The regulatory body said today that, after an extensive study, fixed transit rates would move from $0.022 to $0.010 per minute; and fixed termination and mobile transit would both attract new rates of $0.011 per minute, moving from $0.030 and $0.022 per minute respectively.
Meanwhile, mobile termination will attract a new rate of $0.055 per minute, down from $0.255.
“This decision was made after the Commission completed a detailed review of interconnection costs. It required Cable and Wireless (Barbados) Limited, the dominant telecommunications provider, to develop the LRIC model based on costs that an efficient operator would incur in providing interconnection services to other telecommunications providers,” the FTC said.
The Commission said it determined that the new, reduced wholesale interconnection rates would be implemented using “a glide path, whereby 60 per cent of the reduction will be effective May 1, 2015 and the remaining 40 per cent reduction will be applied on April 1, 2016.”
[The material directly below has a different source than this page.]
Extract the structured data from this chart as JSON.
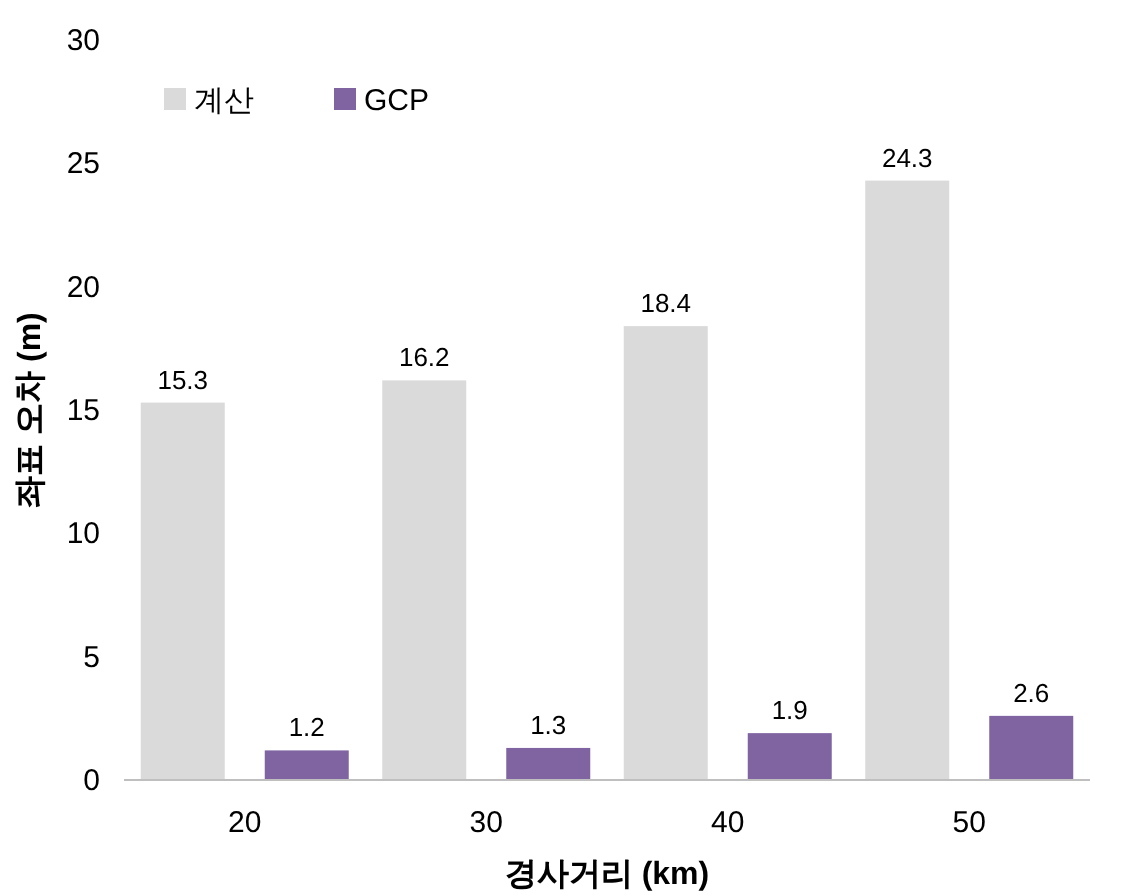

The regulatory agency said that the provision of interconnection services based on the costs of an efficient operator was widely recognized as “an essential requirement for the creation of a competitive telecommunications market, as operators must terminate calls on each other’s network and, similarly, receive calls originating on another operator’s network”.
The issue dates back to 2010 when the FTC determined that C&W should undertake an LRIC study to determine interconnection costs and tariffs.